2À la suite d’un premier colloque, « La parole aux animaux. Conditions d’extension de l’énonciation » (janvier 2017) dont les actes ont été publiés sur le site Fabula (2018) et du colloque « Viande(s). Stéréotypies sémiotiques et inquiétude culturelle » (2019), dont les actes sont en cours d’édition dans la collection « Sémioses » chez l’Harmattan, le Groupe d’activités sémiotiques de Paris 8 (Gasp8), en collaboration avec le GPS (Grand Paris Sémiotique) et le Laboratoire Paragraphe, poursuit ses investigations entre sciences humaines et sociales, sciences de la nature, littérature, esthétique et informatique, en interrogeant les relations signifiantes entre humanité et animalité en termes d’organisation collective.
3Le colloque « Existences collectives » entend donc se situer à une nouvelle échelle pour articuler la relation humanité / animalité. Après avoir questionné les relations signifiantes qui se tissent entre des acteurs animaux non-humains et humains — en allant de la parole à la chair — il se propose de les aborder au travers des agencements collectifs et d’interroger des communautés de formes, de pratiques, ou même de destins, transcendant, peut-être, les variations ou permettant de penser de nouveaux embranchements.
1. Formes sémiotiques
4Meutes, troupeaux, ruches, fourmilières, les organisations inter-collectives animales, quel que soit leur degré de complexité, constituent un répertoire de formes à partir desquelles nous appréhendons des dimensions notables de la vie en société humaine, qu’il s’agisse d’agressivité ou de mimétisme, d’organisation du travail et de hiérarchie, de coopération ou d’empathie. Tant les architectures des groupes animaux que les dynamiques de sociabilité (affinités, subordination, instrumentalisation) par lesquelles du lien se tisse constituent donc des matrices par lesquelles nous nous rendons intelligibles nos vivre-ensemble selon des dispositifs paradigmatiques et syntagmatiques multiples.

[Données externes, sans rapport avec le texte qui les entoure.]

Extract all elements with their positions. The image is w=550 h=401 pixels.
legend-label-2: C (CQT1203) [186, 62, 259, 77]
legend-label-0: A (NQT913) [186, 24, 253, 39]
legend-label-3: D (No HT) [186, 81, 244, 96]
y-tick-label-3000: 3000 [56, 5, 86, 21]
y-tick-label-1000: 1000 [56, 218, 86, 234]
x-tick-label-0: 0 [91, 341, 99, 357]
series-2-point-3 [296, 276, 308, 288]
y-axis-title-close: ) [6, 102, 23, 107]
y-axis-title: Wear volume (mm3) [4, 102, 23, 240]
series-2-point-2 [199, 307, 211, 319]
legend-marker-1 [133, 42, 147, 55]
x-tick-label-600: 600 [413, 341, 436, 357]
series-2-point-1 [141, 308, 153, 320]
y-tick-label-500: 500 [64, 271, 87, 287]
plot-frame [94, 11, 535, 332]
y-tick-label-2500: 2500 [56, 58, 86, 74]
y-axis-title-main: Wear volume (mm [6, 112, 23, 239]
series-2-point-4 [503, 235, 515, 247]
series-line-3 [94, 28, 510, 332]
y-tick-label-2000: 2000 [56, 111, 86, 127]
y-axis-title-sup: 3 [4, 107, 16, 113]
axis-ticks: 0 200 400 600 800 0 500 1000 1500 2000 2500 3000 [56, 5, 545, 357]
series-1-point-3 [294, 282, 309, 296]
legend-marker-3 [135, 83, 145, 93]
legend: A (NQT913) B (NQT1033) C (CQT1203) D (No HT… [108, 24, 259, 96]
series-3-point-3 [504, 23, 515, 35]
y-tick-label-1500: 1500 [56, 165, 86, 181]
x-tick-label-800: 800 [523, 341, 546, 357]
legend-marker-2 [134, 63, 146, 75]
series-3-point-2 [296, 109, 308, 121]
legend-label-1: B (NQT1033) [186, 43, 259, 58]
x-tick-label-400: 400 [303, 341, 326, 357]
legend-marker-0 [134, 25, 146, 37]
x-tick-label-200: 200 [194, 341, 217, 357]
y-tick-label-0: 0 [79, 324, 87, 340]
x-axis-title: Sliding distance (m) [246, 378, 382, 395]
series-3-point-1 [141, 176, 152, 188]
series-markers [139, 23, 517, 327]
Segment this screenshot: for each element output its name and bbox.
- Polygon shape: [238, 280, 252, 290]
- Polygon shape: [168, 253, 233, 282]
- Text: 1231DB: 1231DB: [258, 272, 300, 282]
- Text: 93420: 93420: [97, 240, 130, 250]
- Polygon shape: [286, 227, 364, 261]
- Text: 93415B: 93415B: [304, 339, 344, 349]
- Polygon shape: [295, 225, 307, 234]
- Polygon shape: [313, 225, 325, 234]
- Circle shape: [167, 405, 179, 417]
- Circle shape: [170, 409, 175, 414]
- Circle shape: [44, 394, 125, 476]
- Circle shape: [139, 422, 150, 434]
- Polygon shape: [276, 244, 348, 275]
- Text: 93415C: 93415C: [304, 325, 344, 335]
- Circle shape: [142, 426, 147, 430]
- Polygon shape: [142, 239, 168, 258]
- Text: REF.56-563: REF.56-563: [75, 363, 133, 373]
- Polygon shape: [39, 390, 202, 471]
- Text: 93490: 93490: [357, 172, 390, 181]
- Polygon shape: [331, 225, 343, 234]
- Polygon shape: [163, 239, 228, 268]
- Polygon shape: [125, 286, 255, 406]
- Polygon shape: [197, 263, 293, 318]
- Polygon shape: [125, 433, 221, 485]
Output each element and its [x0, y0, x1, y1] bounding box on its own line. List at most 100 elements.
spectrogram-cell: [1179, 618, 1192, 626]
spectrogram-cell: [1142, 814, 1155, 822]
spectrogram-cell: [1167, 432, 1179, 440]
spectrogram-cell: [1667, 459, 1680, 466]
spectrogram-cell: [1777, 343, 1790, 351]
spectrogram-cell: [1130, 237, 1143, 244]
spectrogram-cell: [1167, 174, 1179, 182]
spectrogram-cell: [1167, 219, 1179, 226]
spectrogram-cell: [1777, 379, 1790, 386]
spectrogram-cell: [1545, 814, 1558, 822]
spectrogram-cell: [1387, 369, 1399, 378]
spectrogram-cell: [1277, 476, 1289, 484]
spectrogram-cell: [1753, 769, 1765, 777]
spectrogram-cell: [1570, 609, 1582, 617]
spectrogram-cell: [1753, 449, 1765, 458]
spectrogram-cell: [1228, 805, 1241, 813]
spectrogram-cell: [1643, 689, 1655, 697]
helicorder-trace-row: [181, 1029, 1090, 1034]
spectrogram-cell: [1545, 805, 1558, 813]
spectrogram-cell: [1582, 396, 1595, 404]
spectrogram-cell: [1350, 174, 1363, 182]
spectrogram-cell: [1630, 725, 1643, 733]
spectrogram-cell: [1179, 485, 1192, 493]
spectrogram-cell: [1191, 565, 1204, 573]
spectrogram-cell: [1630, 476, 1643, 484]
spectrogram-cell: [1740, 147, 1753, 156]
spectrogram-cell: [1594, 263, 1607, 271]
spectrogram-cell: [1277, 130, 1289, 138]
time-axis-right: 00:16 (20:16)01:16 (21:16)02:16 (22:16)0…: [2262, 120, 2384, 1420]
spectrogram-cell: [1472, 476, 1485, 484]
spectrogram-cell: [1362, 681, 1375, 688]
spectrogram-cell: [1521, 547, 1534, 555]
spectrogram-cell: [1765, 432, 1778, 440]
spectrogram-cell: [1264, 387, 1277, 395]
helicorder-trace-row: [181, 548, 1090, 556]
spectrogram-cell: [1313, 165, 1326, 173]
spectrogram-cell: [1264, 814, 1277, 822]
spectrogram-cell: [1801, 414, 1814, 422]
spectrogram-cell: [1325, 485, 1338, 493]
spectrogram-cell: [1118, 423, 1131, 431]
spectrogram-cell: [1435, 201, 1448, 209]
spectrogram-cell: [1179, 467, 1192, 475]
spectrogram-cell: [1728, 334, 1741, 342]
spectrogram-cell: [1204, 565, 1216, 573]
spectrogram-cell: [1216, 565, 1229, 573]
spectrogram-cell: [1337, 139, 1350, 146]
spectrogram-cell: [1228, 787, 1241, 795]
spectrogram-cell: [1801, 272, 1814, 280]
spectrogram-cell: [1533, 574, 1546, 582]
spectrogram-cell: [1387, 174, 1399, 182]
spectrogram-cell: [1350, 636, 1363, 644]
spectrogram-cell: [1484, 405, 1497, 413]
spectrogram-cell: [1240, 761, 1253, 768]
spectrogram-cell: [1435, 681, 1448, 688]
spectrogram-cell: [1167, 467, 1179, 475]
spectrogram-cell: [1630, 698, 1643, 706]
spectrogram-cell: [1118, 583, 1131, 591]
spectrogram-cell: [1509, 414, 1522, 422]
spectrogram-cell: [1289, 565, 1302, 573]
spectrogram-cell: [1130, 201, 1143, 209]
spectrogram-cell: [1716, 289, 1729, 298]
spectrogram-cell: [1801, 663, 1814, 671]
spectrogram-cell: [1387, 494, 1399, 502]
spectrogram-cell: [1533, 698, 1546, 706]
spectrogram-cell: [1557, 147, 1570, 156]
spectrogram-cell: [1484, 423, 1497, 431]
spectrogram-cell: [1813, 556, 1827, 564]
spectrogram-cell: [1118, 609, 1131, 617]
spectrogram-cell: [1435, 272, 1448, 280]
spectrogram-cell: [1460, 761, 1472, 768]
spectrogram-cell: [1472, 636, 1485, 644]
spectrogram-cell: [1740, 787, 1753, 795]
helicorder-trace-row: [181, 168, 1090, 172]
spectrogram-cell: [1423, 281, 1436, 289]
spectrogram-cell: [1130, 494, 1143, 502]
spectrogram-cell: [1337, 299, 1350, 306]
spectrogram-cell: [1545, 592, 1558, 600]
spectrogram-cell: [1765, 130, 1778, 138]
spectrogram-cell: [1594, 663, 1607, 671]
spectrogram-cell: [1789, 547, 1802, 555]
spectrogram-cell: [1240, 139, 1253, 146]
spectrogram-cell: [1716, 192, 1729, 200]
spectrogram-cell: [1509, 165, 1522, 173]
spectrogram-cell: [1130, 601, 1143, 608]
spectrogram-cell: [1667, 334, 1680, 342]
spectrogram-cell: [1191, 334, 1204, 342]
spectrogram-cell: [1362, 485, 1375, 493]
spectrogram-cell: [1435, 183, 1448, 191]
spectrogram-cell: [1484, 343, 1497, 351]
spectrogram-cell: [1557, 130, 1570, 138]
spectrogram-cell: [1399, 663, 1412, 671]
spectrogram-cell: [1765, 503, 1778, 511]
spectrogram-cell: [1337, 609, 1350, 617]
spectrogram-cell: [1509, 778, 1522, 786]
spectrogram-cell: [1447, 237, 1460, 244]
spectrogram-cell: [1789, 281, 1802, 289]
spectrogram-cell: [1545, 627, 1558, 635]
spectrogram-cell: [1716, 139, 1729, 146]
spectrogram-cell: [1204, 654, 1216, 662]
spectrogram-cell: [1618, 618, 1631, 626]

5Véritables mises en miroir, par des opérations d’analogie, de métaphore ou d’allégorie, avec les collectifs humains, ces fonctionnements sociaux ont été l’objet de nombreuses œuvres non scientifiques, qu’elles soient littéraires, philosophiques ou cinématographiques (cf. La vie des abeilles de Maeterlinck, trilogie des Fourmis de Bernard Werber, Cité des rats de Copi, Joséphine ou Le peuple des souris de Kafka, L’homme qui murmurait à l’oreille des chevaux de Nicholas Evans, etc.). Sociétés animales et humaines peuvent y apparaître en différents points à la fois similaires et ramenées à des distinctions ontologiques séparant les « règnes » ou les associant à partir de certaines images pérennes, telle celle de l’Arche, retravaillée notamment par Anne Simon. La mise en images et en textes de ces organisations, la façon dont elles informent le récit notamment, nourrissent les réflexions écopoétiques et zoopoétiques.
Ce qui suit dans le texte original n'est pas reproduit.